MSPs were given a free vote yesterday, allowing them to vote according to their consciences rather than along party lines. The End of Life Assistance Bill was crushed by 85-16.

Gordon Macdonald, of the Care Not Killing alliance said it was a fantastic result and a “victory for the most vulnerable in our community”.

In rejecting the controversial legislation, he said MSPs recognised that legalising assisted suicide would “seriously endanger public safety” and had instead given a ringing endorsement to palliative care.

“The sheer magnitude of [the Bill’s] defeat should settle this issue in Scotland for a generation,” he said.

“The key argument that decided this vote and the similar votes in the House of Lords in 2006 and 2009 is a simple one. The right to die can so easily become the duty to die.

“Vulnerable people who are sick, elderly or disabled can so easily feel pressure, whether real or imagined, to end their lives so as not to be a burden on others.

“Parliament’s first responsibility is to protect the vulnerable and that is what they have voted to do today.”

The controversial legislation would have made Scotland the first part of the UK to legalise assisted suicide if it had been successful.

It proposed granting any person above 16 who was terminally ill and found life intolerable the right to ask for assistance in ending their lives.

Ms MacDonald, who has Parkinson’s disease, vowed to resume her campaign if she was re-elected to the Scottish Parliament.

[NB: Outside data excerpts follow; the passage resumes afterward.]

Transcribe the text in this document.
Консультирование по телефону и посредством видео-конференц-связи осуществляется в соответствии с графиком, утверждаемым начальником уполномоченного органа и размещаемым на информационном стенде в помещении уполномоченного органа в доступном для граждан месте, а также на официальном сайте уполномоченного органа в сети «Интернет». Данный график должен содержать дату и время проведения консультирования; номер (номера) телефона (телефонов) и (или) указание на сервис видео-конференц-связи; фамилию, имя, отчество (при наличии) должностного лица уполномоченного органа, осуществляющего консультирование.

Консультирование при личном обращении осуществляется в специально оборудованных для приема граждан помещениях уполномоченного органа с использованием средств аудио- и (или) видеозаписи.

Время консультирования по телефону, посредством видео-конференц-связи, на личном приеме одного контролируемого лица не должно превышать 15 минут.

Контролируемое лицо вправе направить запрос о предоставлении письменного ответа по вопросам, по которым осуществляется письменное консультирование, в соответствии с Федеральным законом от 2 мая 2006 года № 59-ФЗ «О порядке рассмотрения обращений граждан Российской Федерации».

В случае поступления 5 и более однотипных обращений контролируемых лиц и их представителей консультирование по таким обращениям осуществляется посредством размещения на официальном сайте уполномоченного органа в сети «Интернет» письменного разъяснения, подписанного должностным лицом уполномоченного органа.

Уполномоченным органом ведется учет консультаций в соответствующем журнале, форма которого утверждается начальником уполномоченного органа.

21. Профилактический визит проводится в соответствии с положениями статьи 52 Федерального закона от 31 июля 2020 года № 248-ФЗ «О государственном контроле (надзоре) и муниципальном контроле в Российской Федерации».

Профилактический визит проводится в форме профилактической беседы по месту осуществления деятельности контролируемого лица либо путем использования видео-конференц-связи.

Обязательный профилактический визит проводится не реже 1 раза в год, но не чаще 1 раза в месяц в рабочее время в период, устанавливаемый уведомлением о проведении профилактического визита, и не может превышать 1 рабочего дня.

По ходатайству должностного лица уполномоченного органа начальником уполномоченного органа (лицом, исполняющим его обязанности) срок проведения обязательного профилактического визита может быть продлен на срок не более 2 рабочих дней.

She said: “Parliament’s will must be respected, but Parliament’s will can change. If I stand next time, and if I’m elected, people will know without a doubt that I’m going to pursue the idea and I’ll surely be able to say that there’s some sort of mandate implicit in that.”

Care Not Killing defended itself against Ms MacDonald's assertion that their campaign against the Bill was "cheap and unworthy" and that their claims of the potential harm to society were not backed up with proof.

Mr Macdonald said her criticism was unfounded and that their position was supported by a committee set up to examine the Bill, which recently recommended that the legislation be dropped.

He conceded, however, that in spite of the huge margin of yesterday's defeat, the issue may not be completely laid to rest if Ms MacDonald is re-elected.

He said Care Not Killing would make every effort to get as much information out about the implications of legalising assisted suicide and the importance of palliative care ahead of the next elections to the Scottish Parliament.

"We fully expect that the pro-euthanasia lobby is not going to give up," he said.

"They're going to keep coming back so we have to be constantly vigilant against that."